Start with a soil test
It’s difficult to determine what plants need without an accurate picture of what’s going on in the ground. A soil test can give a better understanding of the soil and indicate if any nutrients are lacking. A common misconception is that gardeners fertilize plants. But fertilizer amends the soil that feeds plants, according to the soil-testing lab professionals at Virginia Tech. Soil types vary by region, and conditions may even vary between spots on a landscape. Testing where the plants will be placed can yield the most accurate results. Soil tests are available at gardening centers and online. Otherwise, landscaping professionals can conduct tests.
Know the N-P-K ratio
Most fertilizers will come with information concerning the nutrients within. Most notably it will have a breakdown of how much nitrogen (N), phosphorous (P) and potassium (K) is in the mix. Judging by the soil test, gardeners can choose a product that will give them the right ratio to amend the soil for the type of plant they are hoping to grow. Complete fertilizers often have NPK in the formulation. Incomplete fertilizers may have only one or two nutrients. This allows a person to customize fertilizer without overdoing it with a particular nutrient.
Grow plant knowledge
A cursory knowledge of the plants being planted in the garden can also be helpful. Gardeners must recognize that some plants will not tolerate excess amounts of a particular fertilizer component, while some may need more. Checking books out of the library, seeking information online, and consulting with landscaping experts will help expand homeowners’ knowledge about plant types and the needs of each particular plant they hope to grow.

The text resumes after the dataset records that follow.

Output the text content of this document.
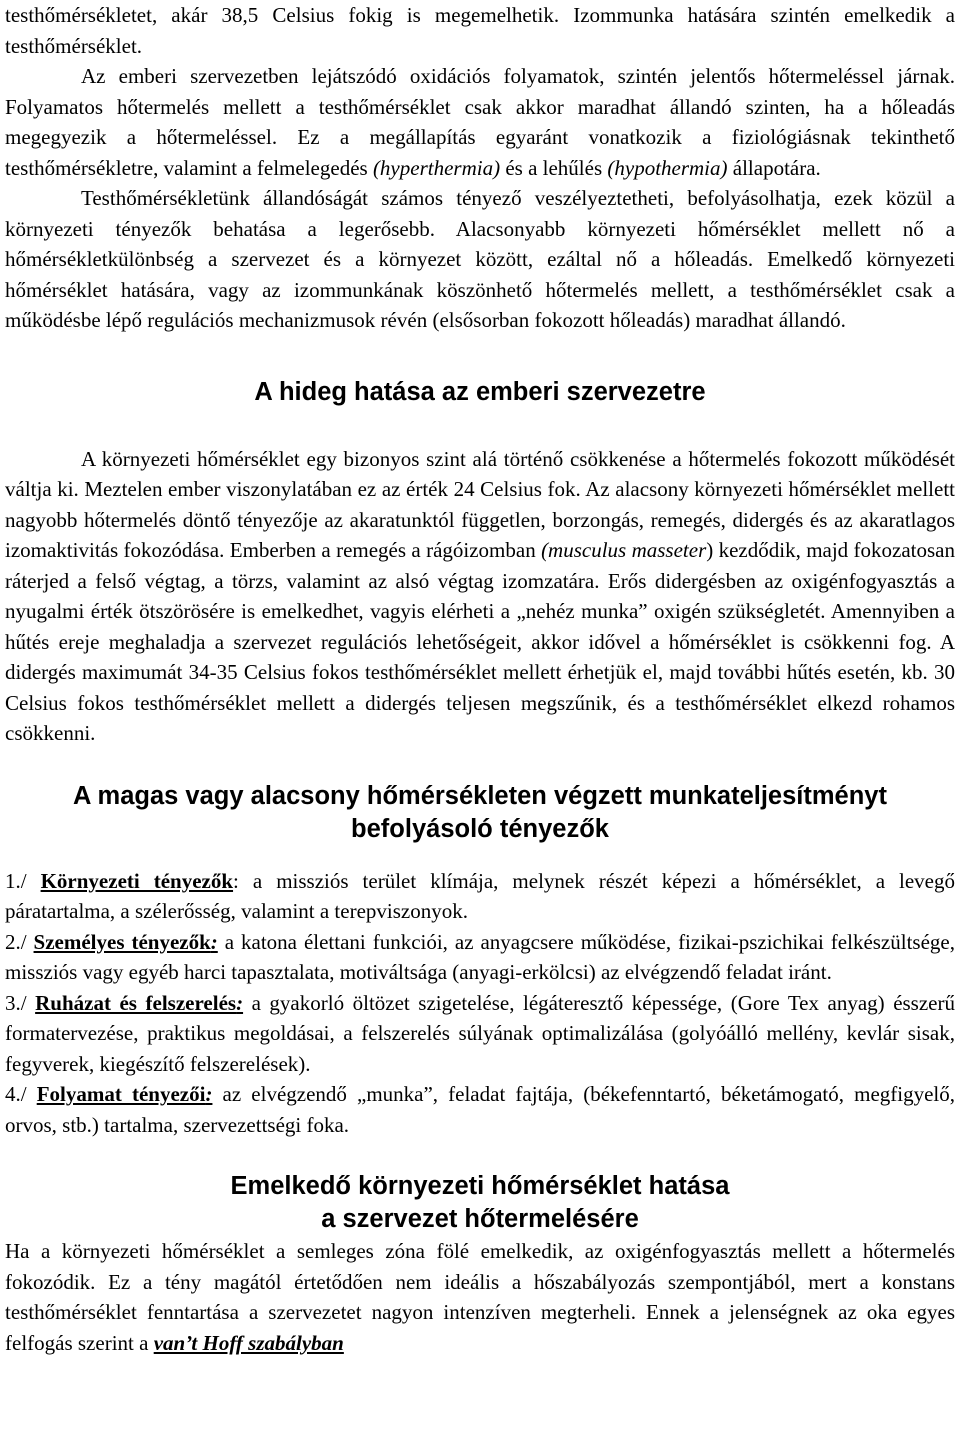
testhőmérsékletet, akár 38,5 Celsius fokig is megemelhetik. Izommunka hatására szintén emelkedik a testhőmérséklet.

Az emberi szervezetben lejátszódó oxidációs folyamatok, szintén jelentős hőtermeléssel járnak. Folyamatos hőtermelés mellett a testhőmérséklet csak akkor maradhat állandó szinten, ha a hőleadás megegyezik a hőtermeléssel. Ez a megállapítás egyaránt vonatkozik a fiziológiásnak tekinthető testhőmérsékletre, valamint a felmelegedés (hyperthermia) és a lehűlés (hypothermia) állapotára.

Testhőmérsékletünk állandóságát számos tényező veszélyeztetheti, befolyásolhatja, ezek közül a környezeti tényezők behatása a legerősebb. Alacsonyabb környezeti hőmérséklet mellett nő a hőmérsékletkülönbség a szervezet és a környezet között, ezáltal nő a hőleadás. Emelkedő környezeti hőmérséklet hatására, vagy az izommunkának köszönhető hőtermelés mellett, a testhőmérséklet csak a működésbe lépő regulációs mechanizmusok révén (elsősorban fokozott hőleadás) maradhat állandó.

A hideg hatása az emberi szervezetre

A környezeti hőmérséklet egy bizonyos szint alá történő csökkenése a hőtermelés fokozott működését váltja ki. Meztelen ember viszonylatában ez az érték 24 Celsius fok. Az alacsony környezeti hőmérséklet mellett nagyobb hőtermelés döntő tényezője az akaratunktól független, borzongás, remegés, didergés és az akaratlagos izomaktivitás fokozódása. Emberben a remegés a rágóizomban (musculus masseter) kezdődik, majd fokozatosan ráterjed a felső végtag, a törzs, valamint az alsó végtag izomzatára. Erős didergésben az oxigénfogyasztás a nyugalmi érték ötszörösére is emelkedhet, vagyis elérheti a „nehéz munka” oxigén szükségletét. Amennyiben a hűtés ereje meghaladja a szervezet regulációs lehetőségeit, akkor idővel a hőmérséklet is csökkenni fog. A didergés maximumát 34-35 Celsius fokos testhőmérséklet mellett érhetjük el, majd további hűtés esetén, kb. 30 Celsius fokos testhőmérséklet mellett a didergés teljesen megszűnik, és a testhőmérséklet elkezd rohamos csökkenni.

A magas vagy alacsony hőmérsékleten végzett munkateljesítményt
befolyásoló tényezők

1./ Környezeti tényezők: a missziós terület klímája, melynek részét képezi a hőmérséklet, a levegő páratartalma, a szélerősség, valamint a terepviszonyok.

2./ Személyes tényezők: a katona élettani funkciói, az anyagcsere működése, fizikai-pszichikai felkészültsége, missziós vagy egyéb harci tapasztalata, motiváltsága (anyagi-erkölcsi) az elvégzendő feladat iránt.

3./ Ruházat és felszerelés: a gyakorló öltözet szigetelése, légáteresztő képessége, (Gore Tex anyag) ésszerű formatervezése, praktikus megoldásai, a felszerelés súlyának optimalizálása (golyóálló mellény, kevlár sisak, fegyverek, kiegészítő felszerelések).

4./ Folyamat tényezői: az elvégzendő „munka”, feladat fajtája, (békefenntartó, béketámogató, megfigyelő, orvos, stb.) tartalma, szervezettségi foka.

Emelkedő környezeti hőmérséklet hatása
a szervezet hőtermelésére

Ha a környezeti hőmérséklet a semleges zóna fölé emelkedik, az oxigénfogyasztás mellett a hőtermelés fokozódik. Ez a tény magától értetődően nem ideális a hőszabályozás szempontjából, mert a konstans testhőmérséklet fenntartása a szervezetet nagyon intenzíven megterheli. Ennek a jelenségnek az oka egyes felfogás szerint a van’t Hoff szabályban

Solid and liquid fertilizer
Fertilizers are generally sold in pellets, spikes, and liquid forms. Pellets or granules are dispersed over large areas and will gradually offer nutrients when the soil is watered. Liquid fertilizer is concentrated and fast-acting. These may be used for container plants or smaller areas. Spikes usually are placed in houseplants or to feed individual trees or shrubs. Depending on the formulation, fertilizer may need to be reapplied once a month or more. Consult the product packaging for the correct application advice. Fertilizer amends soil to grow stronger, more resilient plants.